Many studies have confirmed that bedsharing promotes breastfeeding and that sleeping next to mother helps to regulate the infant’s heart rate and breathing. The parent lying next to their infant is also immediately aware of any kind of distress the infant may be having, surely reducing countless deaths. Another key factor is that victims of SIDS spend longer intervals in deeper sleep states and have very few arousal periods during the night5 – like those who are not stimulated by frequent nursing and maternal presence during the night, and those exhausted due to long crying bouts from abandonment in their cribs. English researchers have also revealed that prolonged periods of lone quiet sleep are a factor in SIDS.6
Epidemiological studies reveal that SIDS is lowest in U.S. subpopulations, such as Asian and Mexican, and other cultures worldwide where cosleeping and breastfeeding are practiced more frequently. Where bottle-feeding is highest, as with the African American population, so is SIDS, while their cosleeping, breastfeeding counterparts in African nations enjoy greatly lower rates of such deaths.
One more factor is that 1,000 children die in the U.S. each year from home fires and other disasters, mostly at night. It is likely that most of these died because they were away from their parents in another part of the house, where they could not be easily retrieved.

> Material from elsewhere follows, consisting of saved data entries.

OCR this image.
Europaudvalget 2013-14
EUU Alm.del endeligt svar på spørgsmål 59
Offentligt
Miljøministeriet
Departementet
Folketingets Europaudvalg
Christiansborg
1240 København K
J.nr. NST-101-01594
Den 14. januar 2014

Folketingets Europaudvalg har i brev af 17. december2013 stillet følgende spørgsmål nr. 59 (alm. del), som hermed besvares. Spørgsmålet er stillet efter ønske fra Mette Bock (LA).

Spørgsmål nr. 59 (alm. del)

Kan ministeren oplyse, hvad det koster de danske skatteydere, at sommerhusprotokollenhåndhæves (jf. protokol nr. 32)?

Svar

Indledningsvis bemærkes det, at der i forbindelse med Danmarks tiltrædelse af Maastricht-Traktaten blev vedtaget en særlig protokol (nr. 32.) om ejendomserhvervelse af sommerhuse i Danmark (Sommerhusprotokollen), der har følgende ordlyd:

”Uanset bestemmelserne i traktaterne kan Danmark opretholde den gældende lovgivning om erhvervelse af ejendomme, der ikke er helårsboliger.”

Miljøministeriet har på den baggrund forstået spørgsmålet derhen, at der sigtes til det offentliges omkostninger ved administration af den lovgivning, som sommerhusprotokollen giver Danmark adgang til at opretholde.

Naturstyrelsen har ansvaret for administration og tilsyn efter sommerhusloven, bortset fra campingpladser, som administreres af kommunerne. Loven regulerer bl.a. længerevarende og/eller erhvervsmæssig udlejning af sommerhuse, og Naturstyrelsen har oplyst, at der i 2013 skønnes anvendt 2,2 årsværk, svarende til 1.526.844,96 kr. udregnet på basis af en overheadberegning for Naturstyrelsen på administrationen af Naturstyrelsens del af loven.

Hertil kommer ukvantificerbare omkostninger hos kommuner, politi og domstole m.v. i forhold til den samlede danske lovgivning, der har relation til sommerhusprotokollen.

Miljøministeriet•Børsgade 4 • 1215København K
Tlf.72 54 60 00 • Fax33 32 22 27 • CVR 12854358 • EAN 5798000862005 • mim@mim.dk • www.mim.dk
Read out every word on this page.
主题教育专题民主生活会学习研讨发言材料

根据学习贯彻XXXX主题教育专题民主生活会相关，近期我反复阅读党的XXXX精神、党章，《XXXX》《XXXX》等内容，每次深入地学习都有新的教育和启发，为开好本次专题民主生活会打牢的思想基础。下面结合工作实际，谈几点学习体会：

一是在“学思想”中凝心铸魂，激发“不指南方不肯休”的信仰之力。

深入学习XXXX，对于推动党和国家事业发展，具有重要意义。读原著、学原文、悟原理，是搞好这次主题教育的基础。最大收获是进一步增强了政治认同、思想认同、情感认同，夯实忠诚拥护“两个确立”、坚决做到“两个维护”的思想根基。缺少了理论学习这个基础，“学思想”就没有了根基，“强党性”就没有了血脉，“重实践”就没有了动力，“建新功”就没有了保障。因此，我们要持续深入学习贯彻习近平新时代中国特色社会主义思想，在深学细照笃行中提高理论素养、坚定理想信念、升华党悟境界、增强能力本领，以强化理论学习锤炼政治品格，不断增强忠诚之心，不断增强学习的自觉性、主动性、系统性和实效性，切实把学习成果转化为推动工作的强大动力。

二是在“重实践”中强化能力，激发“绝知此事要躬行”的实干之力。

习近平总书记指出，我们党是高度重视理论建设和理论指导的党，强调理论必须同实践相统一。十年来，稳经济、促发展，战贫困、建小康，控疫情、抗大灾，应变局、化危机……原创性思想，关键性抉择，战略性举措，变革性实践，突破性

Making blanket recommendations to U.S. parents to remove infants from their natural place in their parents’ bed will certainly lead to great increases in the number of SIDS deaths in our nation. Educating parents about water beds, soft bedding, mattress wedging, smoking, drinking, and drugs will make a reduction in the already very tiny number of infants dying due to suffocation in their parents’ beds.
My assertions in this letter are supported by many more medical and science journal references. I can make these available upon request. Thank you for your attention to this important issue.
Regards,
Linda Folden Palmer, D.C.
1. R.K. Scragg et al., “Infant room-sharing and prone sleep position in sudden infant death syndrome. New Zealand Cot Death Study Group,” Lancet 347, no. 8993 (Jan 1996).

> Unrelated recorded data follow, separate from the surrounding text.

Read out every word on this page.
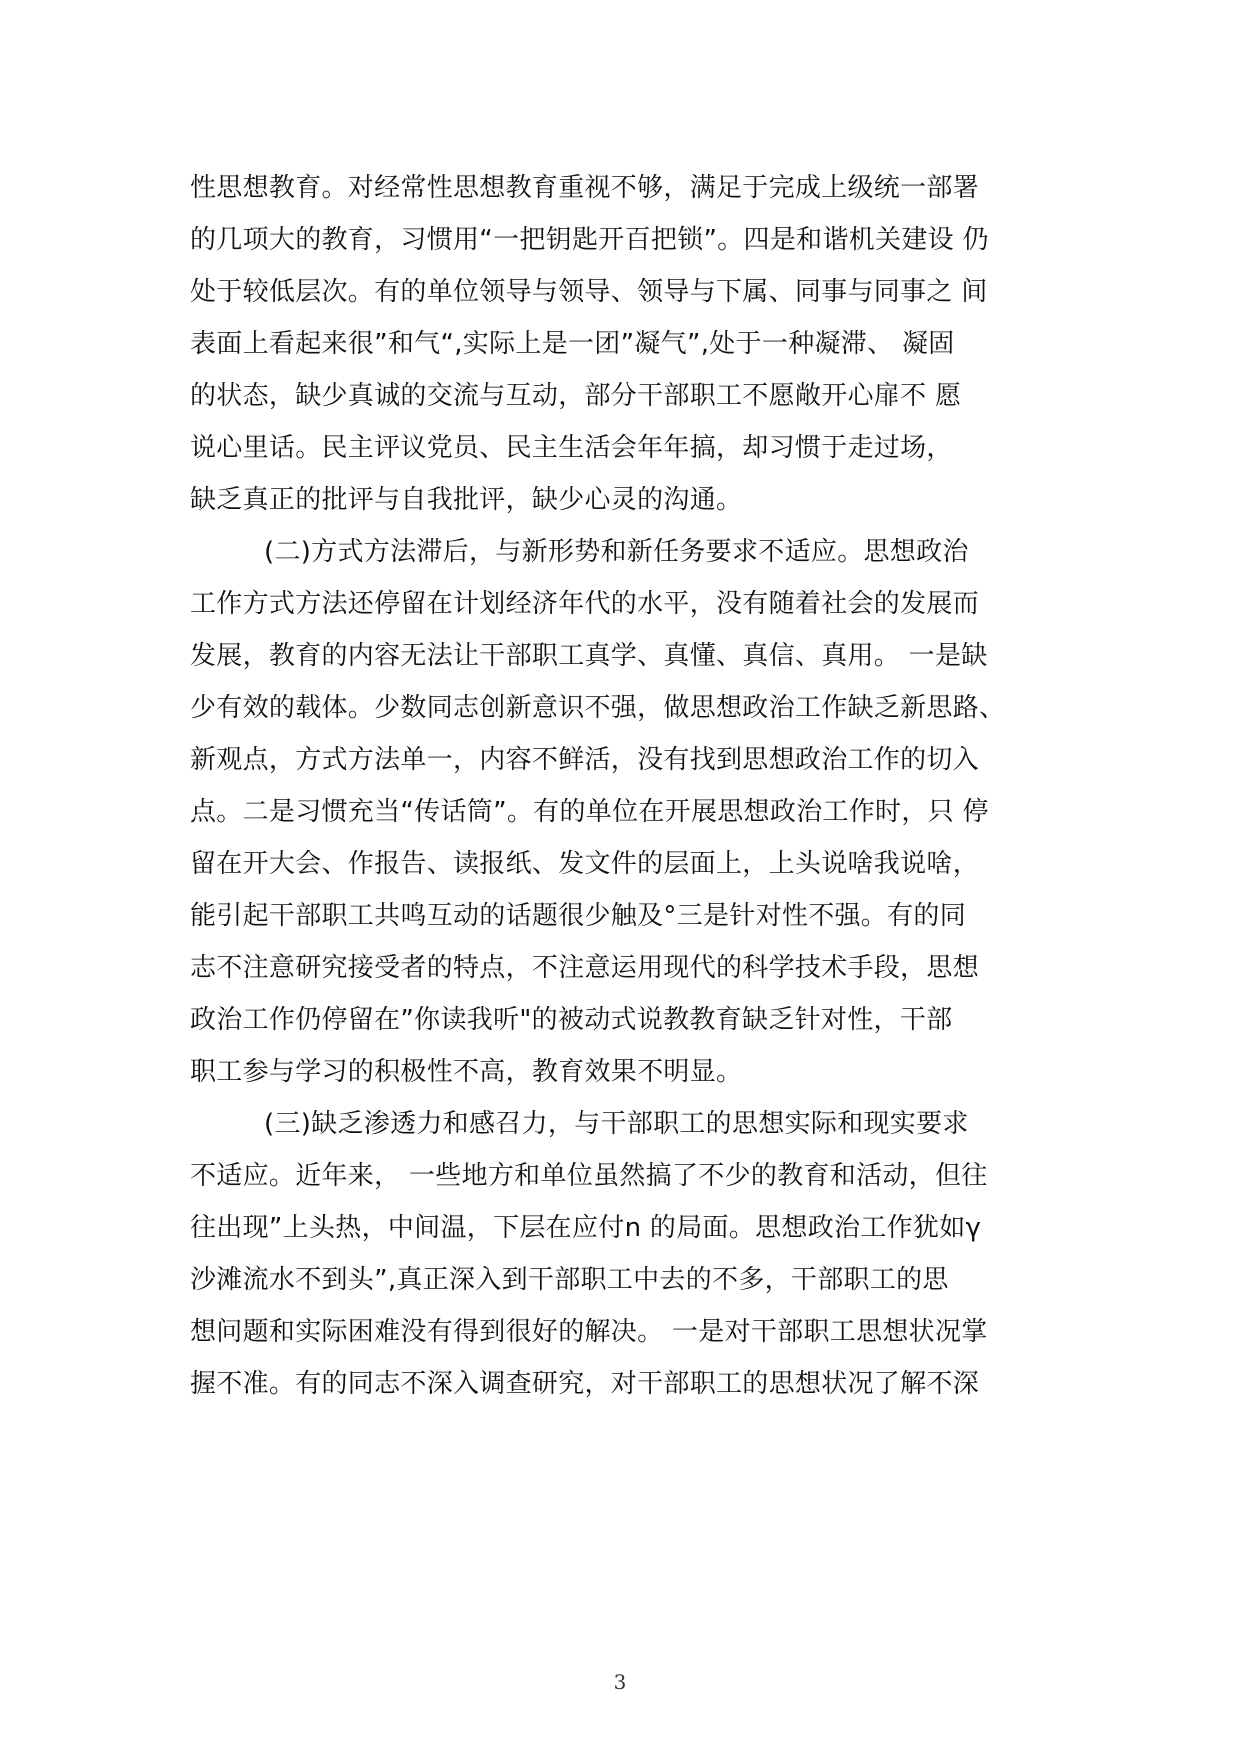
性思想教育。对经常性思想教育重视不够，满足于完成上级统一部署
的几项大的教育，习惯用“一把钥匙开百把锁”。四是和谐机关建设 仍
处于较低层次。有的单位领导与领导、领导与下属、同事与同事之 间
表面上看起来很”和气“,实际上是一团”凝气”,处于一种凝滞、 凝固
的状态，缺少真诚的交流与互动，部分干部职工不愿敞开心扉不 愿
说心里话。民主评议党员、民主生活会年年搞，却习惯于走过场，
缺乏真正的批评与自我批评，缺少心灵的沟通。
(二)方式方法滞后，与新形势和新任务要求不适应。思想政治
工作方式方法还停留在计划经济年代的水平，没有随着社会的发展而
发展，教育的内容无法让干部职工真学、真懂、真信、真用。 一是缺
少有效的载体。少数同志创新意识不强，做思想政治工作缺乏新思路、
新观点，方式方法单一，内容不鲜活，没有找到思想政治工作的切入
点。二是习惯充当“传话筒”。有的单位在开展思想政治工作时，只 停
留在开大会、作报告、读报纸、发文件的层面上，上头说啥我说啥，
能引起干部职工共鸣互动的话题很少触及°三是针对性不强。有的同
志不注意研究接受者的特点，不注意运用现代的科学技术手段，思想
政治工作仍停留在”你读我听"的被动式说教教育缺乏针对性，干部
职工参与学习的积极性不高，教育效果不明显。
(三)缺乏渗透力和感召力，与干部职工的思想实际和现实要求
不适应。近年来， 一些地方和单位虽然搞了不少的教育和活动，但往
往出现”上头热，中间温，下层在应付n 的局面。思想政治工作犹如γ
沙滩流水不到头”,真正深入到干部职工中去的不多，干部职工的思
想问题和实际困难没有得到很好的解决。 一是对干部职工思想状况掌
握不准。有的同志不深入调查研究，对干部职工的思想状况了解不深
3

2. R.E. Gilbert et al., “Bottle feeding and the sudden infant death syndrome,” BMJ 310, no. 6972 (Jan 14, 1995).
3. H.S. Klonoff-Cohen et al., “The effect of passive smoking and tobacco exposure through breast milk on sudden infant death syndrome,” JAMA 273, no. 10 (Mar 1995).
4. J. Schellscheidt et al., “Epidemiological features of sudden infant death after a German intervention campaign in 1992,” Eur J Pediatr 156, no. 8 (Aug 1997).
5. R.M. Harper et al., “Periodicity of sleep states is altered in infants at risk for the sudden infant death syndrome,” Science 213, no. 4511 (Aug 28, 1981).
6. M. Gantley et al., “Maternal sleep and arousals during bedsharing with infants,” Sleep 20, no. 2 (Feb 1997).